Since 1973, more than 170 people who have been sentenced to death have later been exonerated. Support for capital punishment has been waning because of public understanding that the criminal justice system is vulnerable to mistaken or fabricated testimony, incompetent defense lawyers, police or prosecutorial misconduct, and racial bias, said Meltsner.

“The death penalty in the United States has always been historically affected by race,” said Meltsner, who helped launch the anti-capital-punishment movement in the 1960s when he was first assistant counsel of the NAACP Legal Defense Fund

Black people make up 13 percent of the U.S. population, but they represent more than 40 percent of the inmates currently on federal death row.

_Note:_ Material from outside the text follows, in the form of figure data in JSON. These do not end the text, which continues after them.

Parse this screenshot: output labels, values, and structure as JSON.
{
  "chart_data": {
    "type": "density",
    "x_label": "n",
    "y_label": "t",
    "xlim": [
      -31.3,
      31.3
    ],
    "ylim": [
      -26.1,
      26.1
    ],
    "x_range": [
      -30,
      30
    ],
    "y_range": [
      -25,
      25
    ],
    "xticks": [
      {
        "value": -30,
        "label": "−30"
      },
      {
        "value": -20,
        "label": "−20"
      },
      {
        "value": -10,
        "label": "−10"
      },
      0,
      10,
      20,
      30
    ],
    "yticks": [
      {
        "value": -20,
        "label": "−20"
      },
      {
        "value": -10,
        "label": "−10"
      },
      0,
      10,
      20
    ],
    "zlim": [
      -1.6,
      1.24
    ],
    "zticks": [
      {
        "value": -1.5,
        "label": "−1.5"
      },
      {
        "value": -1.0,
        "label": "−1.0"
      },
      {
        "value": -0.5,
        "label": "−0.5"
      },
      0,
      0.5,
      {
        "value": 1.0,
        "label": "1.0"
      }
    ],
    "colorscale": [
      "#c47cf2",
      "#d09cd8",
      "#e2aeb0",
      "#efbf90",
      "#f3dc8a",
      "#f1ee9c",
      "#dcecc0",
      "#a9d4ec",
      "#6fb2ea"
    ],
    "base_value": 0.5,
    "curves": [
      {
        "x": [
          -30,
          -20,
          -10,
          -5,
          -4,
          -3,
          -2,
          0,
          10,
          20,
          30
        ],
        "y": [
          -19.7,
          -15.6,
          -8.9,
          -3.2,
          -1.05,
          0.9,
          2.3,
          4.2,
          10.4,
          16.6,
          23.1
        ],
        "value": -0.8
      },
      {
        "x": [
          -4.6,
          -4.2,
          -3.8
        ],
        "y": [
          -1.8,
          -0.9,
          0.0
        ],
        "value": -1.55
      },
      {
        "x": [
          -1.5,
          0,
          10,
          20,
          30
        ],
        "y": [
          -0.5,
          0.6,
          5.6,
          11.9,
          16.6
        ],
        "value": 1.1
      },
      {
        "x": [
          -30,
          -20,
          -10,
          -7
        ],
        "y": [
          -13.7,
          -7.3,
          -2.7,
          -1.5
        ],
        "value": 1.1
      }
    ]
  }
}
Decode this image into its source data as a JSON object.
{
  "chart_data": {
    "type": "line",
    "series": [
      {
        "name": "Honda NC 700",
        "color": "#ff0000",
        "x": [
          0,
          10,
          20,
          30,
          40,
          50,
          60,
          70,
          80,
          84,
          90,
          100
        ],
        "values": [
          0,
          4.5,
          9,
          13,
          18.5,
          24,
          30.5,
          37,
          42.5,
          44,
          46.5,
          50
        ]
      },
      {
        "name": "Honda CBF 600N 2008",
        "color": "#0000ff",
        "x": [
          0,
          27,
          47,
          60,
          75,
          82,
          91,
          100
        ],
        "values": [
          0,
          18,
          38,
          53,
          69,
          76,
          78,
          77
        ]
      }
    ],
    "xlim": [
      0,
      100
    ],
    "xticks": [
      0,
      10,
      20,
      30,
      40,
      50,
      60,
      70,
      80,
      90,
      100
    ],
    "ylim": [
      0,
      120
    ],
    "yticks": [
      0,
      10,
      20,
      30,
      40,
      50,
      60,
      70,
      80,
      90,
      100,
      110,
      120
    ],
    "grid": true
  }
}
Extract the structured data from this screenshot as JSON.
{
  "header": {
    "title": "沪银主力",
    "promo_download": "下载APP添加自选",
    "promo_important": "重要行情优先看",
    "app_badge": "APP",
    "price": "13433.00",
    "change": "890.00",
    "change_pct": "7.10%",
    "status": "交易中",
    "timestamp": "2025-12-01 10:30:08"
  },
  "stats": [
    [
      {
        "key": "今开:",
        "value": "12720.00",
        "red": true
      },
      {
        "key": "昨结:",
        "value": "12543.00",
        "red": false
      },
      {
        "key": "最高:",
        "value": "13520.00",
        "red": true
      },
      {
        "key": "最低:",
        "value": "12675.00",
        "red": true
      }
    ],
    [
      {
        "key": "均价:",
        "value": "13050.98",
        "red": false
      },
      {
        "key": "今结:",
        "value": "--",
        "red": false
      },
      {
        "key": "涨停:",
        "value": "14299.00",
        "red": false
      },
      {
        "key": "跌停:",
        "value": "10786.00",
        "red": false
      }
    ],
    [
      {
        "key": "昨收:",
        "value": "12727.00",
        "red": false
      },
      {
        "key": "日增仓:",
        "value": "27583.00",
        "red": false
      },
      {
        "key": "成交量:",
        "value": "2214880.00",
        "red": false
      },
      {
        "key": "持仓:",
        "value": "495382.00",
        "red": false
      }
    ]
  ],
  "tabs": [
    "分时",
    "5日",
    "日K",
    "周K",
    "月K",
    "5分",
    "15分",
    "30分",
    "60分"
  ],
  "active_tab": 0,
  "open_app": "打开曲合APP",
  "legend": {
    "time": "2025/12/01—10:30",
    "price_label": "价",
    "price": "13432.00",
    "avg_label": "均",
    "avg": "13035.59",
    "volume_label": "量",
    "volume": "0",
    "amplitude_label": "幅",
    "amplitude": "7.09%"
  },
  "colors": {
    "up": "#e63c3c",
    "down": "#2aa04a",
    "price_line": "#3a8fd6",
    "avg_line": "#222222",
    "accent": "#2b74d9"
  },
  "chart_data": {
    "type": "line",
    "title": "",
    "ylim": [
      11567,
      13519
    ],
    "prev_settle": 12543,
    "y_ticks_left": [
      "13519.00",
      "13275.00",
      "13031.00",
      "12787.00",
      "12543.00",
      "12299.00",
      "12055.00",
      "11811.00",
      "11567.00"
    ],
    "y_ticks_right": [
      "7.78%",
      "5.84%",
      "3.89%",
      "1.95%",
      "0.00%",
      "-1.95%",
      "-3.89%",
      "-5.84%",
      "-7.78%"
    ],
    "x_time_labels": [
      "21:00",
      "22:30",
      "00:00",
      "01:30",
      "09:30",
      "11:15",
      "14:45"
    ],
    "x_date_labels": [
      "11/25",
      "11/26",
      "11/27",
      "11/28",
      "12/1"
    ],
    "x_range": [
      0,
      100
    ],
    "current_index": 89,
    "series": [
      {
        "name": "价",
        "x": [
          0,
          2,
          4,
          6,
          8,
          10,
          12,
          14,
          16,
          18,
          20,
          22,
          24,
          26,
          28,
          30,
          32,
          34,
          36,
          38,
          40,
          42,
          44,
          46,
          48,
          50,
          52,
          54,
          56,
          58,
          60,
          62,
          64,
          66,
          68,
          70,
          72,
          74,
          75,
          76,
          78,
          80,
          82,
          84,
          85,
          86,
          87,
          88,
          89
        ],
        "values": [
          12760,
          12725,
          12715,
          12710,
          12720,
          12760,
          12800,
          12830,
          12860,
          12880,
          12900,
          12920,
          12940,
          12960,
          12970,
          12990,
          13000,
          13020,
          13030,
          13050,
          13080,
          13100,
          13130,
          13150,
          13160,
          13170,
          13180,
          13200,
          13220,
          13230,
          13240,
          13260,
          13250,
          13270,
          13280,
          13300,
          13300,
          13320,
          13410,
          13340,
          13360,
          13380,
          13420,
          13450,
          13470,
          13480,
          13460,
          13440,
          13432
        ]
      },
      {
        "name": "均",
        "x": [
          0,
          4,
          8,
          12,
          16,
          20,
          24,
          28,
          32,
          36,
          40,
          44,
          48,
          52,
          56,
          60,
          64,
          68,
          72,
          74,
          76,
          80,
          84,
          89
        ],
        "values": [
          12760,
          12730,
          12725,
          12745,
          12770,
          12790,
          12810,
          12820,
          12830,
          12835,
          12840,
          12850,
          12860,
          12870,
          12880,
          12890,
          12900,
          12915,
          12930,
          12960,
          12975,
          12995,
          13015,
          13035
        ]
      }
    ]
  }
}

The race of the victim can be as significant as that of the accused: A groundbreaking study by David C. Baldus found that cases involving the murder of white people were four times more likely to result in death sentences than when the victims were Black.

Overall, three-fourths of U.S. executions involve white victims—even though white people are murdered as often as Black people, according to a study by the Death Penalty Information Center.

In Black Deaths Matter: The Race-of-Victim Effect and Capital Punishment, an article that Medwed plans to publish later this year, he expresses hope that the Black Lives Matter movement may lead to constructive changes in capital punishment laws.

The death penalty has been shown to not be a deterrent to murder, Meltsner and Medwed said.

“The vast majority of murderers are not acting rationally,” Meltsner said. “And even if you were, you would still not be deterred, because the number of persons executed has always been trivial compared to the number of eligible homicides.”